Kastı aşan adam öldürme suçundan sanık A. K.’ın 765 sayılı TCY’nın 452, 51/1 ve 59. maddeleri uyarınca 5 yıl hapis cezası ile cezalandırılmasına ilişkin, İstanbul 4. Ağır Ceza Mahkemesince verilen 13.03.2008 gün ve 401-62 sayılı hükmün sanık müdafii tarafından temyiz edilmesi üzerine dosyayı inceleyen Yargıtay 1. Ceza Dairesince 02.06.2010 gün ve 9182-4084 sayı ile;
“Sanığın, tüm aşamalardaki açıklamalarında maktule vurmadığını beyan etmesi, olayı gören ve akıl hastası olduğu söylenen, maktulün oğlu C."in, duruşmada sorulan her türlü soruya nasıl sorulursa, ona uygun cevap verdiğinin tespit edilmesi karşısında, beyanlarına itibar edilemeyeceği anlaşılmakla; sanığın savunmasının aksi sabit olmadığından, beraati yerine yazılı şekilde cezalandırılmasına karar verilmesi” isabetsizliğinden hükmün bozulmasına karar verilmiştir.
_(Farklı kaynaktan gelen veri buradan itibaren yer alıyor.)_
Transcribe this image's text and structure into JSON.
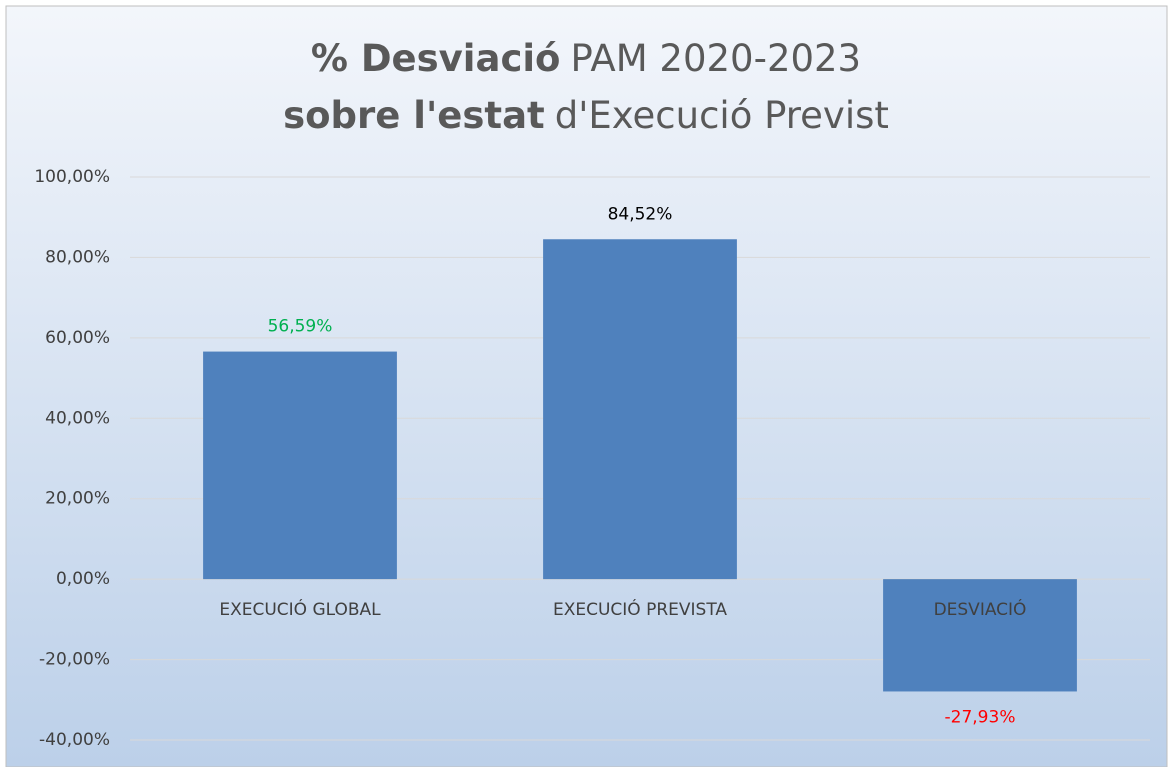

17.09.2010 tarihli oturumda bozma ilamına uyulmasına karar veren yerel mahkemece 17.09.2010 gün ve 291-366 sayı ile, sanığın 5237 sayılı TCY’nın 87/4, 29 ve 62. maddeleri uyarınca 5 yıl hapis cezası ile cezalandırılmasına karar verilmiştir.
Bu hükmün de sanık müdafii tarafından temyiz edilmesi üzerine, Yargıtay C. Başsavcılığının 02.03.2011 gün ve 41970 sayılı “bozma” istekli tebliğnamesi ile Yargıtay Birinci Başkanlığına gönderilen dosya, Ceza Genel Kurulunca değerlendirilmiş ve açıklanan gerekçe¬lerle karara bağlanmıştır.
TÜRK MİLLETİ ADINA
CEZA GENEL KURULU KARARI
Yargıtay Ceza Genel Kurulunca çözümlenmesi gereken uyuşmazlık; sanığın kastı aşan adam öldürme suçundan cezalandırılması gerekip gerekmediğine ilişkin ise de; öncelikle bozmaya uyan yerel mahkemenin sonradan bu kararından dönerek önceki hüküm gibi karar vermesinin olanaklı olup olmadığının belirlenmesi gerekmektedir.
İncelenen dosyada;
Özel Dairece hükmün bozulması sonrasında 17.09.2010 günü yapılan ilk oturumda yerel mahkemece oybirliği ile bozma ilamına uyulmasına karar verildiği halde, aynı oturumda bozmanın gereği yerine getirilmeyerek önceki hüküm gibi karar verildiği görülmektedir.
Ceza Genel Kurulu’nun 17.04.2007 gün ve 325-100 sayılı kararı ile yerleşik uygulamasına göre, uyma kararı, ara kararı niteliğinde olmayıp, davanın esasını çözümleyen kararlardandır. Bozmaya uymakla, yerel mahkemenin bozma kararında gösterilen esaslara göre işlem yapıp karar verme ödevi doğmaktadır. Sonradan bu kararın bir kısmından veya tamamından açıkça ya da örtülü olarak geri dönülerek ilk hükmün aynen veya yeniden kurulması, uyma kararının hüküm ve sonuçlarını ortadan kaldırmaz.
Bu itibarla, bozmaya uyan yerel mahkemenin, dönülemez nitelikteki bu karardan sonradan dönerek, önceki hüküm gibi karar vermesi nedeniyle hükmün bozulmasına karar verilmelidir.
SONUÇ:
Açıklanan nedenlerle;
1- İstanbul 4. Ağır Ceza Mahkemesinin 17.09.2010 gün ve 291-366 sayılı hükmünün BOZULMASINA,
2- Dosyanın mahalline gönderilmek üzere Yargıtay Cumhuriyet Başsavcılığına TEVDİİNE, 26.04.2011 günü yapılan müzakerede oybirliği ile karar verildi.